Can J Plast Surg. 2011 Winter;19(4):129-33. doi: 10.1177/229255031101900410.
The indications for nipple-sparing mastectomy (NSM) are broadening as more breast surgeons appreciate the utility of preserving the nipple-areolar complex. A number of incision locations are available to the mastectomy surgeon, including inframammary, lateral and periareolar approaches. The present study investigated the effect of these three incisions on reconstructive outcomes; specifically, nipple necrosis.
A single-centre, retrospective review of 37 breast NSM reconstructions treated with immediate tissue expander reconstruction with acellular dermis between 2007 and 2008 was performed. The primary outcome was the incidence of nipple necrosis associated with periareolar, lateral and inframammary incisions. Secondary outcomes were the effects of radiation, chemotherapy and breast size on nipple necrosis.

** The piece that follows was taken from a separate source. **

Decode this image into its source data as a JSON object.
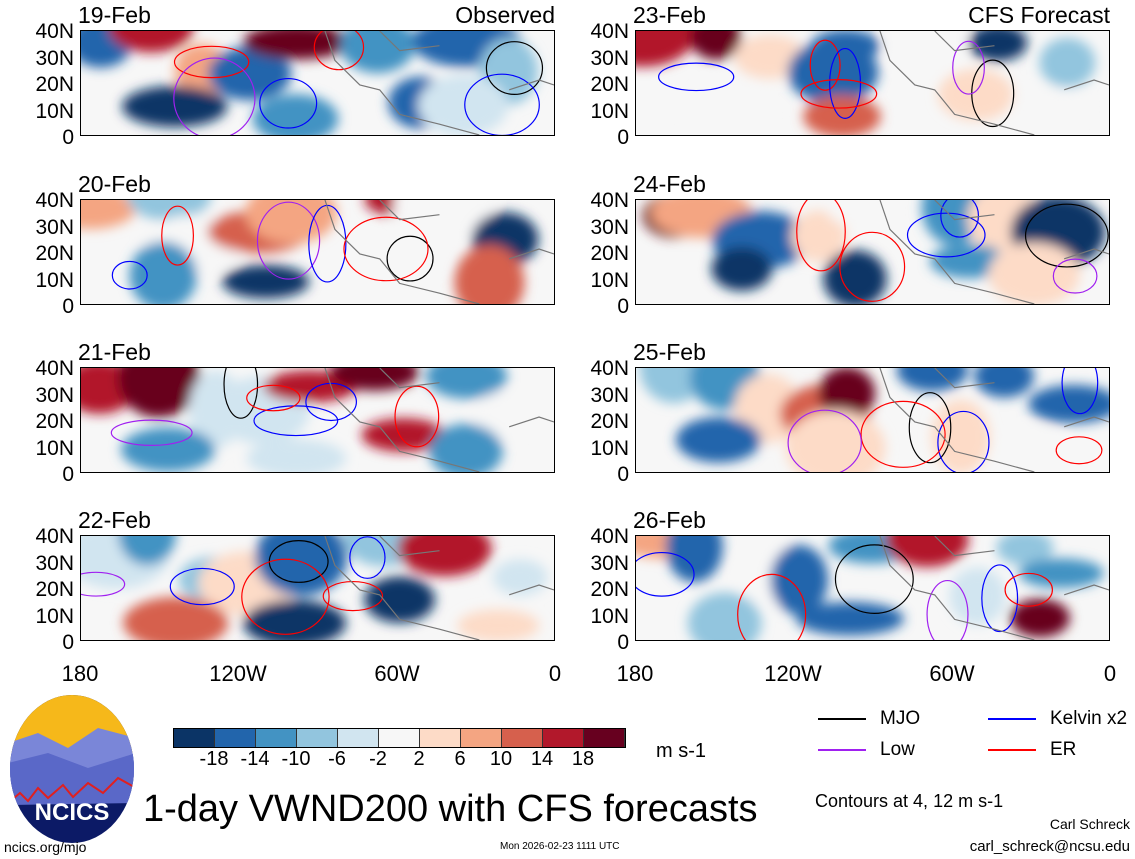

Thirty-seven breast procedures performed on 20 patients were included in the present study. Periareolar incisions were used in 21 cases, lateral incisions in 14 and inframammary incisions in two. The periareolar incision was associated with a significantly higher incidence of nipple necrosis compared with lateral or inframammary incisions (38.1% versus 6.3%, P=0.028). Patients receiving breast radiation (45.5% versus 15.4%, P=0.066) and those with larger breast size (540.4 g versus 425.7 g, P=0.130) also demonstrated a modest trend toward an increased rate of nipple necrosis.
The periareolar incision results in a higher rate of nipple necrosis following NSM and immediate tissue expander breast reconstruction. Using the lateral or inframammary incision reduces the incidence of nipple necrosis and may help improve overall reconstructive and cosmetic outcomes.
随着越来越多的乳腺外科医生认识到保留乳头乳晕复合体的实用性,保留乳头的乳房切除术(NSM)的适应证正在扩大。乳房切除手术医生有多种切口位置可供选择,包括乳房下、外侧和乳晕周围入路。本研究调查了这三种切口对重建效果的影响;具体而言,即乳头坏死情况。
对2007年至2008年间接受即刻组织扩张器联合脱细胞真皮重建治疗的37例乳房NSM重建病例进行了单中心回顾性研究。主要结局是与乳晕周围、外侧和乳房下切口相关的乳头坏死发生率。次要结局是放疗、化疗和乳房大小对乳头坏死的影响。
本研究纳入了对20例患者实施的37例乳房手术。其中21例采用乳晕周围切口,14例采用外侧切口,2例采用乳房下切口。与外侧或乳房下切口相比,乳晕周围切口的乳头坏死发生率显著更高(38.1%对6.3%,P = 0.028)。接受乳房放疗的患者(45.5%对15.4%,P = 0.066)以及乳房体积较大的患者(540.4 g对425.7 g,P = 0.130)乳头坏死率也有适度升高趋势。
乳晕周围切口导致NSM及即刻组织扩张器乳房重建术后乳头坏死率更高。采用外侧或乳房下切口可降低乳头坏死发生率,并可能有助于改善整体重建和美容效果。